Through the cafeteria windows I could see it was dark outside. It was later than I realized.

The cafeteria was pretty big, with a food bar stretching from one side of the room to the other. James followed me like a confused puppy. I pointed out all the different choices and waited while he stood around, snapping his fingers and thinking about what to have. He wasn't very good at snapping his fingers because he had just learned. He practiced it whenever he was nervous.

Eventually he settled on a hot dog and I got one, too. We carried our tray with the hot dogs, root beer and fries to the cashier. After we paid for everything we sat down and ate.

"Is Derek going to be all right?" James asked, poking at his fries.

I suddenly understood why Dr. Hollister didn't tell us Derek was going to be fine. I didn't want to tell James it would all work out because what if it didn't? What if Derek got worse?

"I don't know," I started and when he froze, I added, "I think it's going to be okay."

I didn't know what to say.

We finished our dinner and waited for a long time. We finally saw Dad come in the cafeteria alone. He smiled at us, but it wasn't real.

"How's Derek?" I asked.

"He's doing fine. We'll know a lot more in the next few hours." He sounded like me when I answered James. Careful. We were all being careful.

"Is he awake? Can we see him?" James asked.

"No, not yet. Maybe tomorrow. Uncle John is coming to pick you up and take you to Granpop's house."

So Derek really was looking "rough" as the doctor had said. I wanted to go see him anyway, but I didn't argue.

My cell buzzed in my purse and I pulled it out. I had forgotten there was a world outside the hospital. It was a text from Katie.

Did you get your dress?

I closed my phone and didn't answer. I looked up at my Dad. "Are we spending the night at Granpop's?" I figured my parents would stay at the hospital with Derek tonight and I knew they didn't like us to be at home alone, even though I was sixteen.

He nodded.

A little while later Uncle John arrived to pick us up. Granpop didn't like driving at night anymore.

Uncle John's old pickup truck smelled like leather and cigarettes. He was the shortest of my Dad's brothers, with thin blond hair bleached by the sun. He worked as a handyman and took time off in the fall and spring to go hunting.

As he drove he chewed on a piece of gum, his leathery jaws working it like it was a tough piece of venison. He didn't bother to talk, more comfortable with silence. My dad's side of the family wasn't very talkative.

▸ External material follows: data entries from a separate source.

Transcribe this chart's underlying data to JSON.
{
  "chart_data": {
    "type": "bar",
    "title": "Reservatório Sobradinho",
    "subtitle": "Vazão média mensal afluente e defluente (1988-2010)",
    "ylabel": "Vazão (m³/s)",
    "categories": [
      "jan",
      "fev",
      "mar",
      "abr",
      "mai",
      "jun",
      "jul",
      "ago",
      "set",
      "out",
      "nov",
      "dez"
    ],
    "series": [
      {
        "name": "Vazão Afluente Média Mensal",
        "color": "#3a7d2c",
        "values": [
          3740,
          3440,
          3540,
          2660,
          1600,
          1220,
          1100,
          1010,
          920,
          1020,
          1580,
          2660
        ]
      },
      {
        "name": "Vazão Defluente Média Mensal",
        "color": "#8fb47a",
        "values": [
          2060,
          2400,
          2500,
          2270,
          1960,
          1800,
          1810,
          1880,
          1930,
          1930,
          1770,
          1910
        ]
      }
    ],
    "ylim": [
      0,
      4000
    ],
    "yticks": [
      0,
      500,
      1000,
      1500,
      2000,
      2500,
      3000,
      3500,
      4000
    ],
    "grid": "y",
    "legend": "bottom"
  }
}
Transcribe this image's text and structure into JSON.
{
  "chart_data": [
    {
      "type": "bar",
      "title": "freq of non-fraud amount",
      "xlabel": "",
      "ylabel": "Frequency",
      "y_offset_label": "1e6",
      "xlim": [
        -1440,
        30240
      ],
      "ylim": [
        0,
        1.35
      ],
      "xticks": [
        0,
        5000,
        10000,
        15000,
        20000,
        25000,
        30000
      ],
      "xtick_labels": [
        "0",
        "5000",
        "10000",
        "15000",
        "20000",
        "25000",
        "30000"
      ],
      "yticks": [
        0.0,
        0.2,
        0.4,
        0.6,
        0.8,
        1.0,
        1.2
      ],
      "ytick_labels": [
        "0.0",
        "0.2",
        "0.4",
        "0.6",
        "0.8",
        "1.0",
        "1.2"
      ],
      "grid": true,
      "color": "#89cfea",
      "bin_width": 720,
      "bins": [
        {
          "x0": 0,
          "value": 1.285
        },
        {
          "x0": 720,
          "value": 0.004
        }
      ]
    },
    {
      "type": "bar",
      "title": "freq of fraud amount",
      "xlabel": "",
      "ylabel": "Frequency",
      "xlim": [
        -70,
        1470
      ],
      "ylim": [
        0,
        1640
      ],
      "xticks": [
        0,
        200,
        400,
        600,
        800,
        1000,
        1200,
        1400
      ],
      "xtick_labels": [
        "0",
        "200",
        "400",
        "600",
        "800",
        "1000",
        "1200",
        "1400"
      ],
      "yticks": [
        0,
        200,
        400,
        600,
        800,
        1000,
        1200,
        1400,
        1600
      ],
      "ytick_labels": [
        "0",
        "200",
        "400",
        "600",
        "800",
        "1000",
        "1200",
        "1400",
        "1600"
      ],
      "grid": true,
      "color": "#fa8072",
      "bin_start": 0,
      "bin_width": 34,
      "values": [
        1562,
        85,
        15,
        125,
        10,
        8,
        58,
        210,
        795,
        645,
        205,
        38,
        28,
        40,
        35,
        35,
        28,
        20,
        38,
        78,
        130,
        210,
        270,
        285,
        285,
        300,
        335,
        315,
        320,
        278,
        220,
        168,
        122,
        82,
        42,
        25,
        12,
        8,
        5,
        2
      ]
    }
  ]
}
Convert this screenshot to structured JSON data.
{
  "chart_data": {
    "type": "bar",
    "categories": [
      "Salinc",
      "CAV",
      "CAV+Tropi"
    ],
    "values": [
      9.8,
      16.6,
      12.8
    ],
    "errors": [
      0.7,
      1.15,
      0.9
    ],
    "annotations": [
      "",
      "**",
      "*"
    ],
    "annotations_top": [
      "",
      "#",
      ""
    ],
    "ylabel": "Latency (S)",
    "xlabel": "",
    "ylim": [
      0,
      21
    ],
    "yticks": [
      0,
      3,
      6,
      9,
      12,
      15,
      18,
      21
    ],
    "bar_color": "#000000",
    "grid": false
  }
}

"Get any deer lately?" James asked.

Uncle John nodded. "Yeah. Last weekend. Didn't get anything today."

I desperately wanted to help with the conversation, but hunting wasn't my strong point. Granpop's house was an hour away, but it felt like half the night. James and I stared out at the lines on the road as they rolled by in the headlights. Was Derek awake yet? When would he wake? What if he didn't?

Derek wasn't the only one I was worried about. James was so quiet. My blond-haired, carefree little brother kept his thoughts locked behind his unsmiling mouth. I could have asked about the accident when we were in the cafeteria, but I was afraid it was too traumatic for him.

Katie's message still waited for me, but I didn't want to answer it. I was afraid that if I stopped concentrating on Derek he wouldn't get better.

Finally we drove onto the road that led to Granpop's house out in the country. Uncle John pulled into the driveway and shut off the truck. "We're here," he said, attempting conversation now that the ride was over.

Granpop met us at the front door. He's always been a thin, gaunt man, his cheekbones and nose jutting out from his face, but there was a quiet, gentle humor in his eyes that softened his hawklike features.